In a case series of radial graft PCI, Sharma et al. showed that approximately two-thirds of cases of radial artery graft stenosis occurred at the anastomosis site, as was seen in this case, i.e. disease between the anastomosis of the shorter radial artery segment to the obtuse marginal onto the longer radial artery graft segment to the RPDA.7,8 They described favourable outcomes of radial graft PCI in this small series. These findings were echoed in more recent case series included in a large study by Hamilton et al. with comparable 3-year mortality data to native-vessel PCI.9
Ideally, complex cases such as this should go through a Heart Team and have an individualised assessment of the risk for PCI versus redo-CABG. An emerging risk calculator in the UK for assessing PCI risk in complex high-risk indicated PCI is the British Cardiovascular Interventional Society risk calculator.10 Of note, in this risk calculator, graft PCI is not one of the procedural factors associated with increased major adverse cardiac or cerebrovascular events.
While outcomes of radial artery graft PCI appear favourable, in many circumstances the grafts are anastomosed via the LIMA and not directly to the aorta. In such cases, significant care must be taken to avoid catheter-induced iatrogenic coronary artery dissection of the LIMA. The case reported here was especially significant as the dissection led to complete loss of antegrade flow, i.e. a National Heart, Lung, and Blood Institute (NHLBI) Type F dissection. This led to profound haemodynamic compromise and cardiac arrest, as the LIMA supplied the majority of the myocardium.11 Recent data from a large registry from the NHLBI of 55,968 patients undergoing coronary angiography over a 10-year period found a prevalence of catheter-induced ostial coronary artery dissection of 0.09%, of which 66% were Type F dissections. The majority of these cases were treated with PCI.12
As well as the traditional method of sealing the inlet and outlet of a dissection, a number of other techniques have been described to manage iatrogenic catheter-induced coronary dissections, including the use of a cutting balloon to decompress intramural haematoma or aspiration of blood from the subintimal space akin to the subintimal transcatheter withdrawal technique used in CTO PCI antegrade dissection re-entry (ADR) crossing.13,14 If the wire position is lost, other CTO techniques can be used to regain distal luminal wire position such as retrograde crossing through collaterals or ADR.15
Of course, prevention is better than cure, and to mitigate against the risk of catheter-induced dissection of the LIMA during PCI, a number of authors have extolled the benefits of the use of mother and child guide extension catheters, such as the Guideliner (Teleflex), Guidezilla (Boston Scientific) or Telescope (Medtronic).16–18 These devices prove especially beneficial when coaxial alignment of the guide catheter with the LIMA ostium cannot be achieved.

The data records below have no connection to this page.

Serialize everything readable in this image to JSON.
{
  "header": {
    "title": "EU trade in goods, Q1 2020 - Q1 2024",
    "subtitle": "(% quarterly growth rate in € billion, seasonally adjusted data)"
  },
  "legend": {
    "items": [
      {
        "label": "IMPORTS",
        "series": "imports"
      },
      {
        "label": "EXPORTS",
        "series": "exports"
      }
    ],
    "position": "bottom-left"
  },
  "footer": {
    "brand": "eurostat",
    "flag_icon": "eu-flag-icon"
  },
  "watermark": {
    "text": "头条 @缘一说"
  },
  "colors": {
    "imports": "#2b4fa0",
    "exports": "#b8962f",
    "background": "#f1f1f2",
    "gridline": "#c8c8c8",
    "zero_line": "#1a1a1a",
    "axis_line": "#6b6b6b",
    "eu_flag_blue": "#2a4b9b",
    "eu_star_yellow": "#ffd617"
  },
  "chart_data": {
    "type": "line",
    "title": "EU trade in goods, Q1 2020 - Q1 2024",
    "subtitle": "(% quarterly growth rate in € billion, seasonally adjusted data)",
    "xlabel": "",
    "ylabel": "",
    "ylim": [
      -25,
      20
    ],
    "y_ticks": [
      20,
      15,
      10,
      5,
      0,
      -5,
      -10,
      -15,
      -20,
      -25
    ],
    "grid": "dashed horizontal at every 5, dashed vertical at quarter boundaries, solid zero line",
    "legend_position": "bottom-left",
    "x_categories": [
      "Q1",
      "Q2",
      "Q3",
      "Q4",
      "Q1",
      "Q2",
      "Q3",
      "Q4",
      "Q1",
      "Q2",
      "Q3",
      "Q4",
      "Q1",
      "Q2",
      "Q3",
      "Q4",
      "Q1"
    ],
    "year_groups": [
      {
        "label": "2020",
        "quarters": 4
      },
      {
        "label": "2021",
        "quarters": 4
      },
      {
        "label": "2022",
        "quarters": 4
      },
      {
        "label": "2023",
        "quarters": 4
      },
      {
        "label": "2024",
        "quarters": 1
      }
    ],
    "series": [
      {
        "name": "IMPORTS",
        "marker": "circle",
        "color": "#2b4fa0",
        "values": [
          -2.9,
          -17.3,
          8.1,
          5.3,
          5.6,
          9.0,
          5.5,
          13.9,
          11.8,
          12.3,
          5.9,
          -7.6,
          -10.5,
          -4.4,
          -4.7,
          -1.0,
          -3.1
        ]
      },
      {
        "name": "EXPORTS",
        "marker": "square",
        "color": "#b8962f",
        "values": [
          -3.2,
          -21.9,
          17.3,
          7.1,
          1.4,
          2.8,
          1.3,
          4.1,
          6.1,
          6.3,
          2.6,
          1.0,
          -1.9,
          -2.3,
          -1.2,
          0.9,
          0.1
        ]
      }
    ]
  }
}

Care must be taking when advancing guide extension catheters deep into tortuous and/or diseased LIMAs and it is recommended to use a balloon to soften the tip and use the inch worming technique if necessary to avoid LIMA dissection.19
Conclusion
Given the LIMA graft’s long-term excellent patency rates and relative protection against atherosclerosis, it is to be revered.20 In the author’s opinion, PCI that uses the LIMA as a conduit should be reserved for scenarios where other viable options have been exhausted and the full risks of the procedure are understood by both the interventional cardiologist and the patient. In this report, we present a case of guide catheter-induced LIMA dissection during an attempt to treat radial artery jump graft bifurcation disease leading to haemodynamic compromise. In the absence of IVUS availability, the use of contrast injection through a thrombus aspiration catheter allowed for confirmation that the distal edge of the dissection had been sealed by a DES and safe recovery of the LIMA.